Overview

International Normalized Ratio (INR) Normalization in Coumadin Associated Intracerebral Haemorrhage

Status:
Completed
Trial end date:
2015-01-01
Target enrollment:
0
Participant gender:
All
Summary
Intracerebral haemorrhage (ICH) is the most feared complication in patients on vitamin K antagonists (VKA). VKA related ICH occurs 8-10 times more frequently and the mortality is 2 times higher than in non-anticoagulated patients. Mortality may rise up to 67%. The higher mortality rate may in part be due to the higher rate of haematoma expansion (HE) over a longer period after symptom onset. International guidelines recommend treatment of VKA-ICH with prothrombin complex (PCC) or fresh-frozen plasma (FFP) both in combination with Vitamin-K. But these recommendations are not based on randomized controlled trials. It is known that these drugs lower the INR, and thus it is assumed that normalization of coagulopathy may lead to haemostasis and reduction of HE. Safety and efficacy of these treatments have never been studied in a prospective controlled trial. The investigators' questions are: How potent are PCC and FFP in normalization of the INR? What is the safety profile of each of these drugs?
Phase:
Phase 4
Accepts Healthy Volunteers?
No
Details
Lead Sponsor:
Heidelberg University
Treatments:
Thrombin
Vitamin K
Vitamins
Criteria
Inclusion Criteria:

- Spontaneous ICH (intraparenchymal), subdural hematoma (SDH) diagnosed by CT scanning ≤
12 hours after onset of symptoms. In case of unknown time of symptom onset: time
between last seen in healthy condition and first CCT ≤ 12 hours.

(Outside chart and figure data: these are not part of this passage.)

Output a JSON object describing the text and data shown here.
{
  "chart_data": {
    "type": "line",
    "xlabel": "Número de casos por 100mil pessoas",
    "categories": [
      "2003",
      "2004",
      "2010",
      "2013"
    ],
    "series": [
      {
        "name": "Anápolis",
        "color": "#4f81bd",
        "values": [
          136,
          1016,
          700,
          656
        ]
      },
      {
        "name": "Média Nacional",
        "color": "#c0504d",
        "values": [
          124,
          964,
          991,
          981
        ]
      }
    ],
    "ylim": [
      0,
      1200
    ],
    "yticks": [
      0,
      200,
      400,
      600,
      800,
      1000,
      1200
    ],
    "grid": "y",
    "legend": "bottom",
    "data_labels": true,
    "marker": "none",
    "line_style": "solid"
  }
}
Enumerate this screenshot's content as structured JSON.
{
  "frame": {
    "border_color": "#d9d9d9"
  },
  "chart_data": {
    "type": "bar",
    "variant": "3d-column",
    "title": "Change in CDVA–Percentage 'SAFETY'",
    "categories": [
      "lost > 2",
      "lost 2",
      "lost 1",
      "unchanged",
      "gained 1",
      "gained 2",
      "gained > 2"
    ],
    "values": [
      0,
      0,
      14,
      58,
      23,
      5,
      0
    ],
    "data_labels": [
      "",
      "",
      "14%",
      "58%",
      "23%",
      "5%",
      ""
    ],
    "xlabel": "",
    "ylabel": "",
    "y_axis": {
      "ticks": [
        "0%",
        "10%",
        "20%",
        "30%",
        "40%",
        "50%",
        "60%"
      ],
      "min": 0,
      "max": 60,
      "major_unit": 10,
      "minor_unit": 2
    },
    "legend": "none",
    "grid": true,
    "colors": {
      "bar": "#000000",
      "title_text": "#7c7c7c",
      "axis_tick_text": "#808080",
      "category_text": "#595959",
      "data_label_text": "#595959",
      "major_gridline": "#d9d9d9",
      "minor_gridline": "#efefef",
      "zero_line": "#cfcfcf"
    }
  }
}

- Therapy receiving vitamin K antagonists (VKA)

- International Normalized Ratio (INR) ≥ 2

- Signed informed consent form, or signed informed consent by a legal representative,
judicial consent in cases where no legal representative is available in time, or
consent of an independent physician familiar with the indication in cases where the
first three possibilities can not be realized.

Exclusion Criteria:

- Patients with ICH not related to vitamin-K antagonist therapy or

- Patients with secondary ICH related to infarction, hemophilia or other coagulopathy,
tumor, hemorrhagic infarction, cerebrovenous thrombosis, aneurysm, arteriovenous
malformations (AVM) or severe trauma

- Deep Coma (GCS ≤ 5) at the time of admission or before intubation if intubated outside
the hospital

- Known previous disability (mRS > 2 before stroke occurred)

- Acute myocardial ischemia, acute septicemia, acute crush injury, any history of acute
hemorrhagic disseminated intravascular coagulation, acute thrombotic stroke

- Known history of intermittent claudication

- Known recent thrombotic event < 30 days

- Acute or known congestive heart failure (NYHA III, IV)

- Pulmonary edema

- Known liver failure (child-pugh-score C)

- Known alcohol or other drug abuse

- Known active malignant disease

- Known thrombocytopenia (platelets <50,000/µL), hemorrhagic diathesis (primary defects
of coagulation, fibrinolysis, platelets)

- History of hypersensitivity to the investigational products or to any drug with
similar chemical structure or to any excipient present in the pharmaceutical form of
the investigational product

- Known allergy to heparin or history of heparin induced thrombocytopenia.

- Pregnancy and lactation

- Concomitant use of antithrombotic (with PTT > 1.5 of normal PTT), thrombolytic
treatment.

- Use of aspirin, clopidogrel or dipyridamole or combinations thereof (e.g. Aggrenox®)
is not an exclusion criterion. These drugs should be discontinued and not restarted
earlier than 24 hours after normalization of INR if indicated.